As the end of the semester looms nearer, some reminders:

–Many of our students are starting to “hit the wall” around this time in the semester. (If only they knew that so are their faculty.) If you have major projects due in the next few weeks, consider checking in systematically with your students to gauge their progress. How many of them have completed the literature review for their research papers? Have their groups been meeting regularly to prep for their upcoming class presentations? The ideal situation is if you have built these checkpoints into your syllabus; even if you haven’t, consider whether you can informally check in now.

–Make sure your grade book is current. I’ve sometimes been guilty of waiting until the last minute to compile my end-of-semester grades. Not recommended, unless you like stress. Consider whether your grades are all up to date, and if not, there’s no time like the present.

–Prepare for those SRTEs. Although end-of-semester student evaluations are still a few weeks away, David Perlmutter offers some good tips about intepreting them — and preparing students to take them — in the Chronicle of Higher Education. One interesting suggestion: “In the case of course objectives, on the first day of class, lay them out carefully, noting that they are also spelled out in the syllabus. In a later class, perhaps the one previous to the session in which you will hand out the evaluations, reiterate your course objectives and explain how they have been achieved. That’s not pandering to students; that’s transparent teaching.”

–Remember that extra hour we all get this Sunday, when we turn the clocks back one hour. You might use it to sleep or to catch up on academic work. Don’t worry though — we’ll have to pay for this next year when we “spring forward.”

A Philosophy of Teaching Philosophies

I read a lot of teaching philosophies as part of my consultation work at the Schreyer Institute. What makes a teaching philosophy good, in my opinion?

In no particular order, three tips:

1) Its formatting allows the reader to quickly skim it and still come away with a sense of the writer’s teaching persona. Hiring committees tend to be busy people, and we can’t count on them to read the whole document.

2) The philosophy includes some examples that help me see the teacher — and the students — at work in the classroom or outside it. As James M. Lang points out in a great Chronicle article about teaching philosophies, it’s easy enough to write the current buzzwords, but it’s more difficult to give evidence of something substantial. (Or as Susan Ambrose from CMU’s teaching center said in a workshop the other day, the term “active learning” should be banned. “Meaningful learning” is much more to the point, she said.)
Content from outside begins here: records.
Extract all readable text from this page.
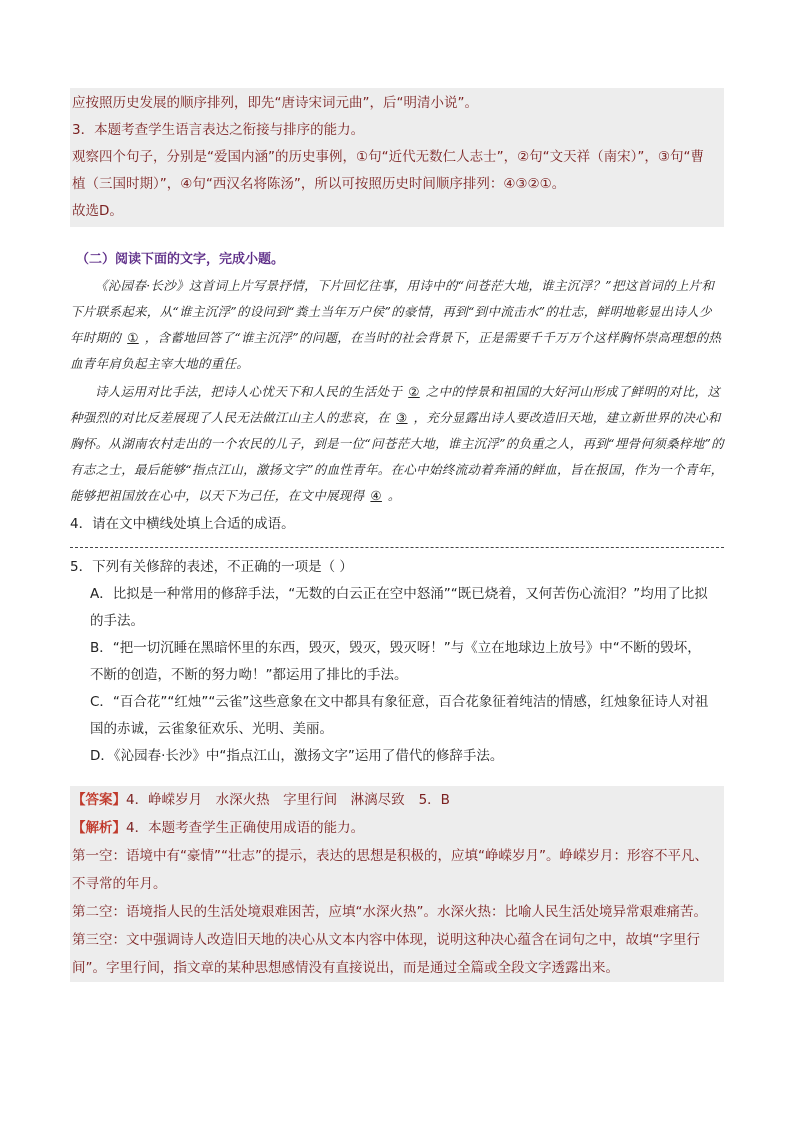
应按照历史发展的顺序排列，即先“唐诗宋词元曲”，后“明清小说”。
3．本题考查学生语言表达之衔接与排序的能力。
观察四个句子，分别是“爱国内涵”的历史事例，①句“近代无数仁人志士”，②句“文天祥（南宋）”，③句“曹
植（三国时期）”，④句“西汉名将陈汤”，所以可按照历史时间顺序排列：④③②①。
故选D。
（二）阅读下面的文字，完成小题。

《沁园春·长沙》这首词上片写景抒情，下片回忆往事，用诗中的“问苍茫大地，谁主沉浮？”把这首词的上片和下片联系起来，从“谁主沉浮”的设问到“粪土当年万户侯”的豪情，再到“到中流击水”的壮志，鲜明地彰显出诗人少年时期的 ① ，含蓄地回答了“谁主沉浮”的问题，在当时的社会背景下，正是需要千千万万个这样胸怀崇高理想的热血青年肩负起主宰大地的重任。

诗人运用对比手法，把诗人心忧天下和人民的生活处于 ② 之中的悖景和祖国的大好河山形成了鲜明的对比，这种强烈的对比反差展现了人民无法做江山主人的悲哀，在 ③ ，充分显露出诗人要改造旧天地，建立新世界的决心和胸怀。从湖南农村走出的一个农民的儿子，到是一位“问苍茫大地，谁主沉浮”的负重之人，再到“埋骨何须桑梓地”的有志之士，最后能够“指点江山，激扬文字”的血性青年。在心中始终流动着奔涌的鲜血，旨在报国，作为一个青年，能够把祖国放在心中，以天下为己任，在文中展现得 ④ 。

4．请在文中横线处填上合适的成语。
5．下列有关修辞的表述，不正确的一项是（ ）
A．比拟是一种常用的修辞手法，“无数的白云正在空中怒涌”“既已烧着，又何苦伤心流泪？”均用了比拟
的手法。
B．“把一切沉睡在黑暗怀里的东西，毁灭，毁灭，毁灭呀！”与《立在地球边上放号》中“不断的毁坏，
不断的创造，不断的努力呦！”都运用了排比的手法。
C．“百合花”“红烛”“云雀”这些意象在文中都具有象征意，百合花象征着纯洁的情感，红烛象征诗人对祖
国的赤诚，云雀象征欢乐、光明、美丽。
D．《沁园春·长沙》中“指点江山，激扬文字”运用了借代的修辞手法。
【答案】4．峥嵘岁月　水深火热　字里行间　淋漓尽致 5．B
【解析】4．本题考查学生正确使用成语的能力。
第一空：语境中有“豪情”“壮志”的提示，表达的思想是积极的，应填“峥嵘岁月”。峥嵘岁月：形容不平凡、
不寻常的年月。
第二空：语境指人民的生活处境艰难困苦，应填“水深火热”。水深火热：比喻人民生活处境异常艰难痛苦。
第三空：文中强调诗人改造旧天地的决心从文本内容中体现，说明这种决心蕴含在词句之中，故填“字里行
间”。字里行间，指文章的某种思想感情没有直接说出，而是通过全篇或全段文字透露出来。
3)  The philosophy shows the students learning, and not just the teacher teaching. Both are important, but at the Schreyer Institute we caution people against putting all the emphasis on what the teacher is doing — because success hinges on what the students are producing. As Ambrose stressed in her talk, the student is the one responsible for learning.

I’d welcome your suggestions about what makes a good teaching philosophy.